A Poste Italiane, estatal italiana responsável pelos Correios, apresentou uma proposta de 10,8 bilhões de euros para comprar a Telecom Italia, buscando fechar o capital da empresa. A oferta é em dinheiro e ações, conforme anunciado pela própria estatal. O objetivo é reestruturar o controle da TIM com a participação da estatal.
A oferta estipula 0,167 euro em dinheiro por ação da Telecom Italia, mais 0,0218 euro em novas ações da Poste Italiane para cada ação da TIM. Com isso, a TIM seria avaliada em 0,635 euro por ação, o que representa um prêmio de 9% em relação ao fechamento anterior.

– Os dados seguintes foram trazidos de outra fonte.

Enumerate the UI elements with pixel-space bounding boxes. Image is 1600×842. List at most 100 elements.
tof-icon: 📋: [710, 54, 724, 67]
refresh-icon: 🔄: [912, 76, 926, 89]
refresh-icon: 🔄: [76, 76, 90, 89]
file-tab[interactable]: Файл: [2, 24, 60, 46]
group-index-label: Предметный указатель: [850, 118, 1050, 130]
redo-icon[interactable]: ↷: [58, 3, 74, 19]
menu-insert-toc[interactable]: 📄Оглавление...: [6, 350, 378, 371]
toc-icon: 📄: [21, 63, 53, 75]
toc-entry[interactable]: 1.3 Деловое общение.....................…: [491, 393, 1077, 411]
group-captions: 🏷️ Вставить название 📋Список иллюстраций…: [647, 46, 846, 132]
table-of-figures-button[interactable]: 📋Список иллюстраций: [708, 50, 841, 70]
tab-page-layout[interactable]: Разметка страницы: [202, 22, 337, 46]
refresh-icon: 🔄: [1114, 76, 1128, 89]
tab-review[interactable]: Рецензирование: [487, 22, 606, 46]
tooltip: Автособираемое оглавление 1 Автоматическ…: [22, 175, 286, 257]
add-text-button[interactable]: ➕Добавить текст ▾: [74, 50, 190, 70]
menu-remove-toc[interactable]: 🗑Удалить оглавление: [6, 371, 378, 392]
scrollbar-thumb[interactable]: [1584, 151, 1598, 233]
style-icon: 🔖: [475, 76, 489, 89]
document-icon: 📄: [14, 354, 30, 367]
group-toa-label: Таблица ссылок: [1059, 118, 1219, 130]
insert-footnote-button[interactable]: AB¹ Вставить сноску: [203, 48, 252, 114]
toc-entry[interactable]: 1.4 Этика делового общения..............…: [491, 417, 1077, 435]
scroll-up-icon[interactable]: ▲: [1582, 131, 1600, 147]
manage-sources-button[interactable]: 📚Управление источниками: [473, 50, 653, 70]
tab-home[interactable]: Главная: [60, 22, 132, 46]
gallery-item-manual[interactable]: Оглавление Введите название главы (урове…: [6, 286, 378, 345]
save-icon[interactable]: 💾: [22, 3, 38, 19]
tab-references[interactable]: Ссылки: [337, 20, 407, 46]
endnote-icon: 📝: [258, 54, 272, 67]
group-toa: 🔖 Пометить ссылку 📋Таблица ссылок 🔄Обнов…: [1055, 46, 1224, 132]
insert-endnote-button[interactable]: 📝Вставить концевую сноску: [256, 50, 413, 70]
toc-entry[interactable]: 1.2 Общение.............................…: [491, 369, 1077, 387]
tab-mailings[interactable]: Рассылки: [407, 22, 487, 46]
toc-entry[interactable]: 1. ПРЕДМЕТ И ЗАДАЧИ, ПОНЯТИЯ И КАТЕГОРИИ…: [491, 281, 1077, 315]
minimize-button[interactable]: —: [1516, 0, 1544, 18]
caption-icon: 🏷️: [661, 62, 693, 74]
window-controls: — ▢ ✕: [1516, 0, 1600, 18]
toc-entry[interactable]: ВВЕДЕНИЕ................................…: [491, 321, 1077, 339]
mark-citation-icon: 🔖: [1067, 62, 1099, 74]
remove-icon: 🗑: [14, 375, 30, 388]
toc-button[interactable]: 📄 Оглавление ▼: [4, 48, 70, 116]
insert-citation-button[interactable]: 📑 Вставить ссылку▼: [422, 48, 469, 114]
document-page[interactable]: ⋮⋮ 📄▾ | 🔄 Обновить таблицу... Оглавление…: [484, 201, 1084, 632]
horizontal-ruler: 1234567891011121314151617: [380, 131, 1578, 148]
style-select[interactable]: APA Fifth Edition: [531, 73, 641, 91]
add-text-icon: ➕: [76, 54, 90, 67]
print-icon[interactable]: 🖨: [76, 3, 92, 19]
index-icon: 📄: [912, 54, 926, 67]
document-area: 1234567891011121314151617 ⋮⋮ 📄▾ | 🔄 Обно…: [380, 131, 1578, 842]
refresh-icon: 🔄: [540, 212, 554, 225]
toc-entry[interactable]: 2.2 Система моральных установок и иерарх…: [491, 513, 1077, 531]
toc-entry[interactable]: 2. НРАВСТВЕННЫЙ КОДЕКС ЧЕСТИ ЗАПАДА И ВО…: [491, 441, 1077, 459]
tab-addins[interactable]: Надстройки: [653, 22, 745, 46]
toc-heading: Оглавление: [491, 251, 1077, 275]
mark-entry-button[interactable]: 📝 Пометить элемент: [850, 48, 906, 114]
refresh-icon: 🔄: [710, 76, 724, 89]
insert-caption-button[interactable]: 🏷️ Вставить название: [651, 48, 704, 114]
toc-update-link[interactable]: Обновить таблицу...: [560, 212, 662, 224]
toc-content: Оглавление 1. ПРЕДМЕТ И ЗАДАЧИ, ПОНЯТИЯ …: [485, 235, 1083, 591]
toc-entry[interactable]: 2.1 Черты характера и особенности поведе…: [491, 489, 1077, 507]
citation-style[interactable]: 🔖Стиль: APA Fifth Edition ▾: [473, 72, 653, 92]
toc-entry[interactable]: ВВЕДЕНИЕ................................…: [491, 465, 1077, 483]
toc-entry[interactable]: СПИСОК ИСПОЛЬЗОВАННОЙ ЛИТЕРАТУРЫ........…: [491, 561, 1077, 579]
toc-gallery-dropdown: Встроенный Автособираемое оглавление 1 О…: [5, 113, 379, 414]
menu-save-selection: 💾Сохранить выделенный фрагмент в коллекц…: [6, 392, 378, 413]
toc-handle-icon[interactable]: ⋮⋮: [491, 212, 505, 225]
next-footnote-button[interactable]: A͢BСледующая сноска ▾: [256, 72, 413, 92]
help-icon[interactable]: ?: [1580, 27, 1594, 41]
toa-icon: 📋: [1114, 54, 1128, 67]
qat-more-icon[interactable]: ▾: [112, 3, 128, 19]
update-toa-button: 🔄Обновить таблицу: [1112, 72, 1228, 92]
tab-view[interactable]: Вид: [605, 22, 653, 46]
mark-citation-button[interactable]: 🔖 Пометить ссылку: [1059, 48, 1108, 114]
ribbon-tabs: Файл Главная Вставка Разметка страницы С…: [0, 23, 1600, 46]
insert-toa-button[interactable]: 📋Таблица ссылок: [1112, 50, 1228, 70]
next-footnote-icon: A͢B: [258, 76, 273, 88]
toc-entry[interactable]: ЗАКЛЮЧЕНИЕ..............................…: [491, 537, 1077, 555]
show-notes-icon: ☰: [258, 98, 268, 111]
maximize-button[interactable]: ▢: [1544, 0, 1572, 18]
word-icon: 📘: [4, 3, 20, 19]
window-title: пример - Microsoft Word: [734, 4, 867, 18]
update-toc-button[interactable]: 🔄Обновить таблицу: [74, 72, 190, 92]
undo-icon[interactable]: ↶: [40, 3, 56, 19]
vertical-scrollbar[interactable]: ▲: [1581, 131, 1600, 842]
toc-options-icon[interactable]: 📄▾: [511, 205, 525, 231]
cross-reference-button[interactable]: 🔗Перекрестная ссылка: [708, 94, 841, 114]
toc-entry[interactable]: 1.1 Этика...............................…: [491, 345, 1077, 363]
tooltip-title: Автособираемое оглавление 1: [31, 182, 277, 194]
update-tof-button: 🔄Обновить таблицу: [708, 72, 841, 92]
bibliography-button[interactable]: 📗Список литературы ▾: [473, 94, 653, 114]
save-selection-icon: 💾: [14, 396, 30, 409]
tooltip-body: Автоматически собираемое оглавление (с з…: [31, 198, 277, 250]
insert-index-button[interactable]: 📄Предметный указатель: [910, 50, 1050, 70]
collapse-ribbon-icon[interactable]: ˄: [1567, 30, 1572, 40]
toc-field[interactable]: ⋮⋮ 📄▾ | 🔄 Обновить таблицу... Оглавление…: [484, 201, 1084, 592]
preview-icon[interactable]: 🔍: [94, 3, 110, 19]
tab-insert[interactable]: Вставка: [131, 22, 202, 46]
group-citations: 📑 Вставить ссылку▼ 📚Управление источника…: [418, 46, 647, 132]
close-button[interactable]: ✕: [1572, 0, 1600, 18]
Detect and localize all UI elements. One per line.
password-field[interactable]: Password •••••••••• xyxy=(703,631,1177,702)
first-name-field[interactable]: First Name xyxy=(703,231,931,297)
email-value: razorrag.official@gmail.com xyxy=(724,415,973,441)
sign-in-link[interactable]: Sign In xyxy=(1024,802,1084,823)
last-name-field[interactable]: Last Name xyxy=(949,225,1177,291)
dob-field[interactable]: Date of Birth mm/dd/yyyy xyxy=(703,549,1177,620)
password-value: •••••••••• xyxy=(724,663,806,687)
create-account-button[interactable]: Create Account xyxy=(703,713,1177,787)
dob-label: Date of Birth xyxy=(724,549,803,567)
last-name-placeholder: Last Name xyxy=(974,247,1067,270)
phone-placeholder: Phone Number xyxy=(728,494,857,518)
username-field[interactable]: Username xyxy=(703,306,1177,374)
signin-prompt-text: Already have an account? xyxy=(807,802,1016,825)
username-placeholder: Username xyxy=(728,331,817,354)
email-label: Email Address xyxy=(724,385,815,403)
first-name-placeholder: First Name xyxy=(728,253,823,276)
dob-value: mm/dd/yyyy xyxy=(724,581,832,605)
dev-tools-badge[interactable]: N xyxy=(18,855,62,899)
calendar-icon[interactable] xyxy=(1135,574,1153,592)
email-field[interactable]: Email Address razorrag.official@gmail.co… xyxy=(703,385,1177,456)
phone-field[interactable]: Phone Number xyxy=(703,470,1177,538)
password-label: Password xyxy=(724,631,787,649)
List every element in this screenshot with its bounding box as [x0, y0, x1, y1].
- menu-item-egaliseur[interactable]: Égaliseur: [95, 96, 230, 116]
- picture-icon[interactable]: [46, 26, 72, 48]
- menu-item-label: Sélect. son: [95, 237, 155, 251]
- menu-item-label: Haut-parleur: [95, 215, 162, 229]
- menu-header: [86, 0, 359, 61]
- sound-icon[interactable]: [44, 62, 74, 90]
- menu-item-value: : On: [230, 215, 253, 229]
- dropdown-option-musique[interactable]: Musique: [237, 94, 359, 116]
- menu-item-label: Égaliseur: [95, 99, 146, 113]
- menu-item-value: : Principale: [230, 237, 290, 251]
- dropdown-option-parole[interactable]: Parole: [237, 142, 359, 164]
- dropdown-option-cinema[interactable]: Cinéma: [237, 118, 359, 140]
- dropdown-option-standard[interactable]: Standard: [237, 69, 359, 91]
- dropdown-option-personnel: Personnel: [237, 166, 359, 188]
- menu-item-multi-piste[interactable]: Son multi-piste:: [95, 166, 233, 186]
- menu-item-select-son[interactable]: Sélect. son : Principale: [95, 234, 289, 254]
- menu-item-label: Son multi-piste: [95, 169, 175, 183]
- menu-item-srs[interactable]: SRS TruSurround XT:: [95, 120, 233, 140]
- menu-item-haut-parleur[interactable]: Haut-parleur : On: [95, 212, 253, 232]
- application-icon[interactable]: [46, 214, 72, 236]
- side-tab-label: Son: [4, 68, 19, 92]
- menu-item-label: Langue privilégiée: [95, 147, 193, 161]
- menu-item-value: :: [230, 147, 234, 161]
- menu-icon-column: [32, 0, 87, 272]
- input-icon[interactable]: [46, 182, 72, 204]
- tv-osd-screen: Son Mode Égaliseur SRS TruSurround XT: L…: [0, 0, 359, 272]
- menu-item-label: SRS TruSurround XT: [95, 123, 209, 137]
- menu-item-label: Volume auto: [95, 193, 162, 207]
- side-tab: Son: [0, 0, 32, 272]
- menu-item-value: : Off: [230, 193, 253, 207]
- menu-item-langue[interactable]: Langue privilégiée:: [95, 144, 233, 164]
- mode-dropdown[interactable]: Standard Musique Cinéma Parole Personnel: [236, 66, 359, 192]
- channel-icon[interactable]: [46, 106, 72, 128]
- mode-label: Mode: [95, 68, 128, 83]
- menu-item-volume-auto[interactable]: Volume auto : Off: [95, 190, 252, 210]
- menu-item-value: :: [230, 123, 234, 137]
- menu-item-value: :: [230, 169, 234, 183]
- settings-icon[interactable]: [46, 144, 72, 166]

Se concretizada, a transação formaria um grupo com receita combinada de 27 bilhões de euros e lucro operacional estimado em 5 bilhões de euros. A equipe resultante contaria com mais de 150 mil funcionários ao todo.
Oferta e sinergias
A Poste Italiane já detém 27% do capital da Telecom Italia, sendo o maior acionista. A empresa afirma que a fusão traria ganhos significativos, estimando cerca de 700 milhões de euros por ano antes de impostos, com 500 milhões advindos de cortes de custos e menor custo da dívida.
Contexto e próximos passos
Segundo o Financial Times, a TIM deve convocar Conselho de Administração na próxima segunda para avaliar a proposta. O presidente Pietro Labriola teria recebido a oferta de forma positiva, considerando a criação de um “campeão nacional”.
Analistas ouvidos pelo FT destacam que a operação pode ser uma forma de reestatização, dado o histórico de privatização da TIM em 1997. Observam, porém, que o sucesso depende de eventuais ajustes na oferta. A TIM vendeu recentemente parte de sua rede fixa italiana para a KKR, por 22 bilhões de euros, para reduzir dívidas.
A TIM atua como terceira maior fornecedora de banda larga e telefonia móvel na Itália, atrás de Vodafone e WindTre. No Brasil, a TIM Brasil aparece na mesma posição, atrás de Vivo e Claro. A Bolsa de Milão atribui à Telecom Italia uma avaliação de 12,77 bilhões de euros.